We received three PRs recently – Add a Gitter chat badge to README.md, Add a Gitter chat badge to README.md and Add a Gitter chat badge to README.md – to publicize Gitter chat rooms created by @migueldeicaza. This guy must like to talk about .NET!
Please drop into the Gitter rooms and join the crowd.
Gitter is a chat room service, where the each room is tied to a GitHub repo, quite naturally choosing the topics to discuss. I like using it. It’s the integration with GitHub (obviously!) that makes it a pleasure to use. That said, if someone likes a different chat room service, we’re happy to publicize it, provided you can create an active community around it.

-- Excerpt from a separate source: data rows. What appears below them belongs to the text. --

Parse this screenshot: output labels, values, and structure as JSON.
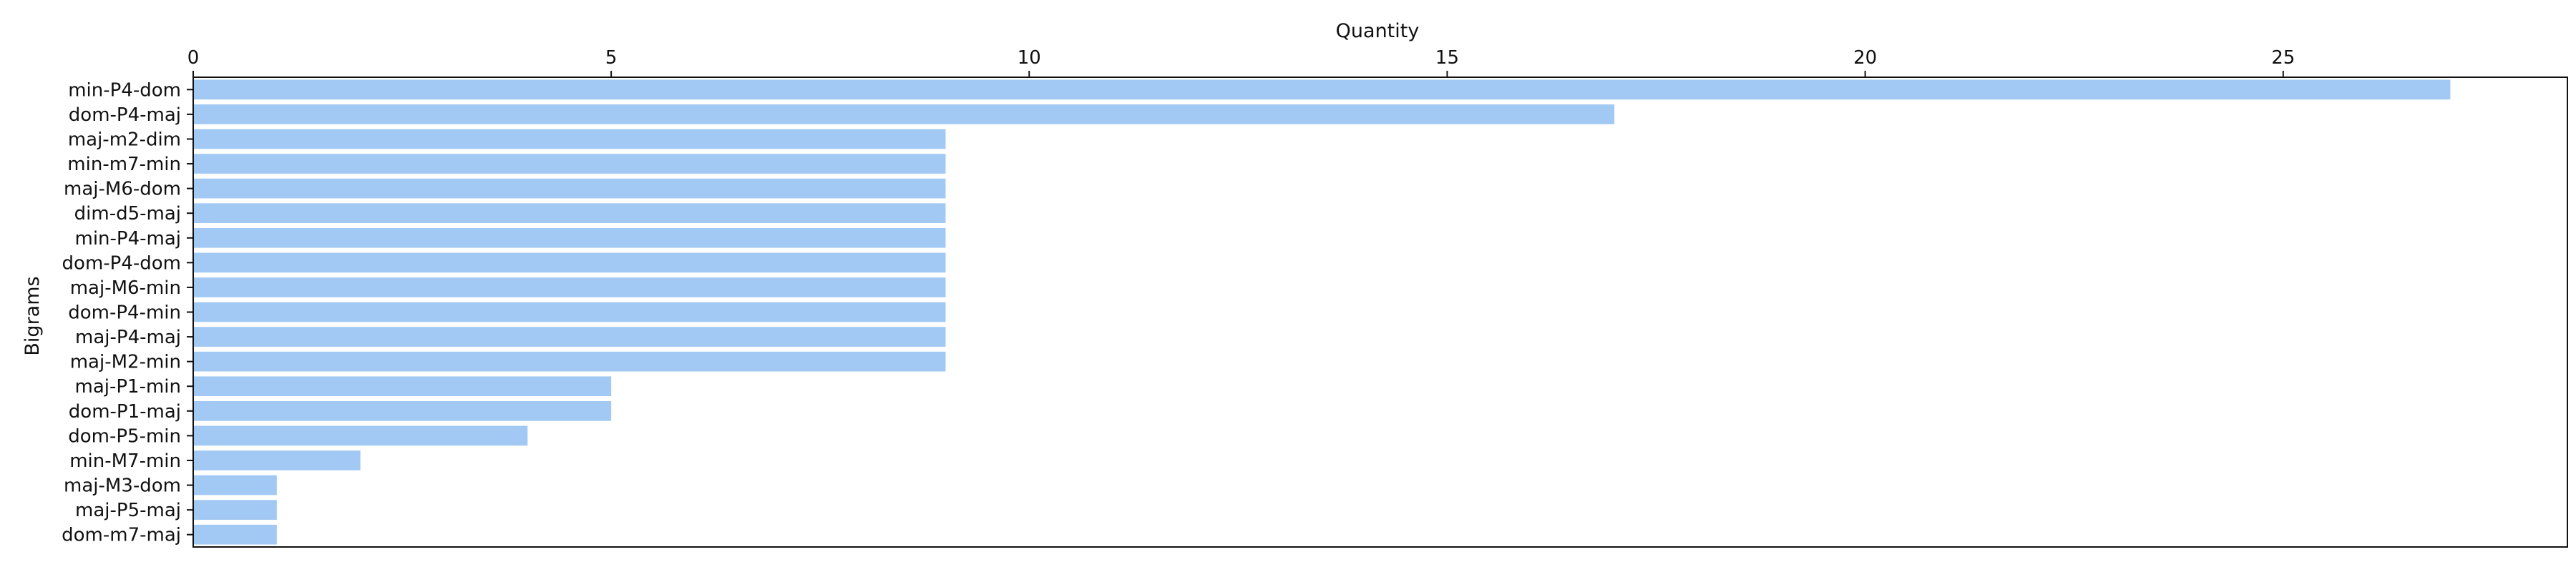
{
  "chart_data": {
    "type": "bar",
    "orientation": "horizontal",
    "xlabel": "Quantity",
    "ylabel": "Bigrams",
    "x_axis_position": "top",
    "xlim": [
      0,
      28.4
    ],
    "xticks": [
      0,
      5,
      10,
      15,
      20,
      25
    ],
    "grid": false,
    "bar_color": "#a1c9f4",
    "categories": [
      "min-P4-dom",
      "dom-P4-maj",
      "maj-m2-dim",
      "min-m7-min",
      "maj-M6-dom",
      "dim-d5-maj",
      "min-P4-maj",
      "dom-P4-dom",
      "maj-M6-min",
      "dom-P4-min",
      "maj-P4-maj",
      "maj-M2-min",
      "maj-P1-min",
      "dom-P1-maj",
      "dom-P5-min",
      "min-M7-min",
      "maj-M3-dom",
      "maj-P5-maj",
      "dom-m7-maj"
    ],
    "values": [
      27,
      17,
      9,
      9,
      9,
      9,
      9,
      9,
      9,
      9,
      9,
      9,
      5,
      5,
      4,
      2,
      1,
      1,
      1
    ]
  }
}
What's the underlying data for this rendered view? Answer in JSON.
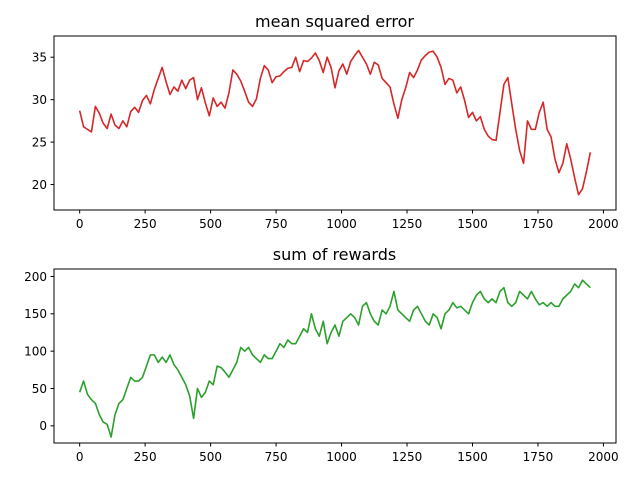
{
  "chart_data": [
    {
      "type": "line",
      "title": "mean squared error",
      "xlabel": "",
      "ylabel": "",
      "xlim": [
        -98,
        2048
      ],
      "ylim": [
        17,
        37.5
      ],
      "x_ticks": [
        0,
        250,
        500,
        750,
        1000,
        1250,
        1500,
        1750,
        2000
      ],
      "y_ticks": [
        20,
        25,
        30,
        35
      ],
      "grid": false,
      "legend": "none",
      "series": [
        {
          "color": "#d62728",
          "x": [
            0,
            15,
            30,
            45,
            60,
            75,
            90,
            105,
            120,
            135,
            150,
            165,
            180,
            195,
            210,
            225,
            240,
            255,
            270,
            285,
            300,
            315,
            330,
            345,
            360,
            375,
            390,
            405,
            420,
            435,
            450,
            465,
            480,
            495,
            510,
            525,
            540,
            555,
            570,
            585,
            600,
            615,
            630,
            645,
            660,
            675,
            690,
            705,
            720,
            735,
            750,
            765,
            780,
            795,
            810,
            825,
            840,
            855,
            870,
            885,
            900,
            915,
            930,
            945,
            960,
            975,
            990,
            1005,
            1020,
            1035,
            1050,
            1065,
            1080,
            1095,
            1110,
            1125,
            1140,
            1155,
            1170,
            1185,
            1200,
            1215,
            1230,
            1245,
            1260,
            1275,
            1290,
            1305,
            1320,
            1335,
            1350,
            1365,
            1380,
            1395,
            1410,
            1425,
            1440,
            1455,
            1470,
            1485,
            1500,
            1515,
            1530,
            1545,
            1560,
            1575,
            1590,
            1605,
            1620,
            1635,
            1650,
            1665,
            1680,
            1695,
            1710,
            1725,
            1740,
            1755,
            1770,
            1785,
            1800,
            1815,
            1830,
            1845,
            1860,
            1875,
            1890,
            1905,
            1920,
            1935,
            1950
          ],
          "values": [
            28.7,
            26.8,
            26.5,
            26.2,
            29.2,
            28.4,
            27.2,
            26.6,
            28.3,
            27.0,
            26.6,
            27.5,
            26.8,
            28.6,
            29.1,
            28.5,
            29.9,
            30.5,
            29.5,
            31.2,
            32.5,
            33.8,
            32.1,
            30.6,
            31.5,
            31.0,
            32.3,
            31.3,
            32.3,
            32.6,
            30.0,
            31.4,
            29.6,
            28.1,
            30.2,
            29.2,
            29.7,
            29.0,
            30.8,
            33.5,
            33.0,
            32.2,
            31.0,
            29.7,
            29.2,
            30.1,
            32.5,
            34.0,
            33.5,
            32.0,
            32.7,
            32.8,
            33.3,
            33.7,
            33.8,
            35.0,
            33.3,
            34.6,
            34.5,
            34.9,
            35.5,
            34.6,
            33.2,
            35.0,
            33.8,
            31.4,
            33.4,
            34.2,
            33.0,
            34.5,
            35.2,
            35.8,
            35.0,
            34.2,
            33.0,
            34.4,
            34.1,
            32.5,
            32.0,
            31.5,
            29.5,
            27.8,
            30.0,
            31.4,
            33.2,
            32.6,
            33.5,
            34.7,
            35.2,
            35.6,
            35.7,
            35.0,
            33.8,
            31.8,
            32.5,
            32.3,
            30.8,
            31.5,
            29.9,
            27.9,
            28.5,
            27.5,
            28.0,
            26.5,
            25.7,
            25.3,
            25.2,
            28.5,
            31.8,
            32.6,
            29.5,
            26.5,
            24.0,
            22.5,
            27.5,
            26.5,
            26.5,
            28.5,
            29.7,
            26.5,
            25.6,
            23.0,
            21.4,
            22.5,
            24.8,
            23.0,
            20.8,
            18.8,
            19.5,
            21.5,
            23.8
          ]
        }
      ]
    },
    {
      "type": "line",
      "title": "sum of rewards",
      "xlabel": "",
      "ylabel": "",
      "xlim": [
        -98,
        2048
      ],
      "ylim": [
        -23,
        210
      ],
      "x_ticks": [
        0,
        250,
        500,
        750,
        1000,
        1250,
        1500,
        1750,
        2000
      ],
      "y_ticks": [
        0,
        50,
        100,
        150,
        200
      ],
      "grid": false,
      "legend": "none",
      "series": [
        {
          "color": "#2ca02c",
          "x": [
            0,
            15,
            30,
            45,
            60,
            75,
            90,
            105,
            120,
            135,
            150,
            165,
            180,
            195,
            210,
            225,
            240,
            255,
            270,
            285,
            300,
            315,
            330,
            345,
            360,
            375,
            390,
            405,
            420,
            435,
            450,
            465,
            480,
            495,
            510,
            525,
            540,
            555,
            570,
            585,
            600,
            615,
            630,
            645,
            660,
            675,
            690,
            705,
            720,
            735,
            750,
            765,
            780,
            795,
            810,
            825,
            840,
            855,
            870,
            885,
            900,
            915,
            930,
            945,
            960,
            975,
            990,
            1005,
            1020,
            1035,
            1050,
            1065,
            1080,
            1095,
            1110,
            1125,
            1140,
            1155,
            1170,
            1185,
            1200,
            1215,
            1230,
            1245,
            1260,
            1275,
            1290,
            1305,
            1320,
            1335,
            1350,
            1365,
            1380,
            1395,
            1410,
            1425,
            1440,
            1455,
            1470,
            1485,
            1500,
            1515,
            1530,
            1545,
            1560,
            1575,
            1590,
            1605,
            1620,
            1635,
            1650,
            1665,
            1680,
            1695,
            1710,
            1725,
            1740,
            1755,
            1770,
            1785,
            1800,
            1815,
            1830,
            1845,
            1860,
            1875,
            1890,
            1905,
            1920,
            1935,
            1950
          ],
          "values": [
            45,
            60,
            42,
            35,
            30,
            15,
            5,
            2,
            -15,
            15,
            30,
            35,
            50,
            65,
            60,
            60,
            65,
            80,
            95,
            95,
            85,
            92,
            85,
            95,
            82,
            75,
            65,
            55,
            40,
            10,
            50,
            38,
            45,
            60,
            55,
            80,
            78,
            72,
            65,
            75,
            85,
            105,
            100,
            105,
            95,
            90,
            85,
            95,
            90,
            90,
            100,
            110,
            105,
            115,
            110,
            110,
            120,
            130,
            125,
            150,
            130,
            120,
            140,
            110,
            125,
            135,
            120,
            140,
            145,
            150,
            145,
            135,
            160,
            165,
            150,
            140,
            135,
            155,
            150,
            160,
            180,
            155,
            150,
            145,
            140,
            155,
            160,
            150,
            140,
            135,
            150,
            145,
            130,
            150,
            155,
            165,
            158,
            160,
            155,
            150,
            165,
            175,
            180,
            170,
            165,
            170,
            165,
            180,
            185,
            165,
            160,
            165,
            180,
            175,
            170,
            180,
            170,
            162,
            165,
            160,
            165,
            160,
            160,
            170,
            175,
            180,
            190,
            185,
            195,
            190,
            185
          ]
        }
      ]
    }
  ]
}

Check out the dotnet.github.io page that we built for the .NET Foundation. It helps you discover .NET Foundation project repos. Repos are ordered in terms of OSS Awesomeness. Netflix and Twitter have similar sites that we shamelessly borrowed ideas from, including the hotness algorithm (which we extended as “awesomeness”) from Twitter.
In case you didn’t know, Microsoft announced the .NET Foundation last year. We have contributed many components to the Foundation, including .NET Core, Roslyn, ASP.NET and Orleans. Several other companies and individuals have contributed components.
I was impressed to see the Roslyn team recognize recent committers to the Roslyn repo. I’ve heard folks on the team refer to these as sha-cups. That’s quite classy.
We haven’t sent out any cups for corefx and coreclr just yet (should we?). That said, we’re equally appreciative for the level of support that we’re seeing on a daily basis, almost 24 hours a day. Thanks to everyone who has contributed to the .NET Core project. If you haven’t yet, I encourage you to get involved.